|Navarre, Duroy - Roy|
|DEL POZO, O|
Submitted to: Proceedings of the National Academy of Sciences (PNAS)
Publication Type: Peer Reviewed Journal
Publication Acceptance Date: 6/10/2002
Publication Date: 8/15/2002
Citation: Slaymaker, D.H., Navarre, D.A., Clark, D., Del Pozo, O., Martin, G.G., Klessig, D.F. 2002. The tobacco salicylic acid-binding protein 3 (SABP3) is the chloroplast carbonic anhydrase, which exhibits antioxidant activity and plays a role in the hypersensitive defense response. Proceedings of the National Academy of Sciences USA. 99(18):11640-11645. Epub 2002 Aug 15.
Interpretive Summary: Salicylic acid plays a key role in regulating plant defense responses, however the mechanism(s)by which SA regulates defense responses is not yet clear.This work identifies a novel salicylic acid-binding protein located in chloroplasts as carbonic anhydrase (CA). The work suggests that CA may be a bifunctional protein with an additional function beyond its known role eand have an important anti-oxidant function.
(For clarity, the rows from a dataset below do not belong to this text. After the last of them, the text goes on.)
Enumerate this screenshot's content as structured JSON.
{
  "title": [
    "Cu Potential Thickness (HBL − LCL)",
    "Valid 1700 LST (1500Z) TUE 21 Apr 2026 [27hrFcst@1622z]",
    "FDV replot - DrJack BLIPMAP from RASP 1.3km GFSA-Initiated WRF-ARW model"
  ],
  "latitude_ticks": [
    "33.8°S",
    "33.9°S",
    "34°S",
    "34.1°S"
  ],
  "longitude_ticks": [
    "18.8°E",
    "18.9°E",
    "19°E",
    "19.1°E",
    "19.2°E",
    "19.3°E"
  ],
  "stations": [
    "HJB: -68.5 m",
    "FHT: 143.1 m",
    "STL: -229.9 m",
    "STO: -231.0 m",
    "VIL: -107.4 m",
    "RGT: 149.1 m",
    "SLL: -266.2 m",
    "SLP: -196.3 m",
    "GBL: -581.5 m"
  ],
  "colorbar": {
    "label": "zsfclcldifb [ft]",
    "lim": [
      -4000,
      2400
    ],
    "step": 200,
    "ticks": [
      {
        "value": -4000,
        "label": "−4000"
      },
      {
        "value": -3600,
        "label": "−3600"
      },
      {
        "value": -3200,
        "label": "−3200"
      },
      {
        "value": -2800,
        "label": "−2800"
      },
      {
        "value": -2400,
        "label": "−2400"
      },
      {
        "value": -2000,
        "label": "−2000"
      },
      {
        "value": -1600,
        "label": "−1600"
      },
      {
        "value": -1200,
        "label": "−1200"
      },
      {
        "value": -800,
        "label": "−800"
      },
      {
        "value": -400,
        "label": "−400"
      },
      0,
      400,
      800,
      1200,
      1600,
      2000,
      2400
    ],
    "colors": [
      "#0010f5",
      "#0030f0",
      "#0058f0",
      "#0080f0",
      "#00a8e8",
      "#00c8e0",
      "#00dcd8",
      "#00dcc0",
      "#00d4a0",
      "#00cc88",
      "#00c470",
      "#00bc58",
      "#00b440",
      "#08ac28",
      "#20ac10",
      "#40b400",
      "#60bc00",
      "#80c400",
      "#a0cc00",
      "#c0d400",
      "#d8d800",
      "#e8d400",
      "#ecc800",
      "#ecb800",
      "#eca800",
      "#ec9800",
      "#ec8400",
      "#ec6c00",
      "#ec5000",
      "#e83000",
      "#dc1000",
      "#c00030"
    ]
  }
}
Technical Abstract: In plants, salicylic acid (SA) plays an important role in signaling both local and systemic defense responses. Previous efforts to identify SA effector proteins in tobacco have led to the isolation of two soluble cytoplasmic SA-binding proteins: catalase (SABP) and an approximately 25 kDa protein, SABP2. Here we describe the identification of an SA-binding protein, SABP3, in the stroma of tobacco chloroplasts. SABP3 bound SA with an apparent dissociation constant (Kd) of 3.7 mM and exhibited much greater affinity for biologically active SA analogs than inactive analogs. Purification and partial sequencing of SABP3 indicated that it is the chloroplast carbonic anhydrase (CA). Confirming this finding, recombinant tobacco chloroplast CA exhibited both CA enzymatic and SA-binding activities. Expression of this protein in yeast also demonstrated that CA/SABP3 has antioxidant activity. A second gene encoding CA was also cloned and its encoded protein was shown to behave similar to that purifie as SABP3. These results demonstrate that SA may act through multiple effector proteins in plants, and sheds further light on the function of CA in chloroplasts.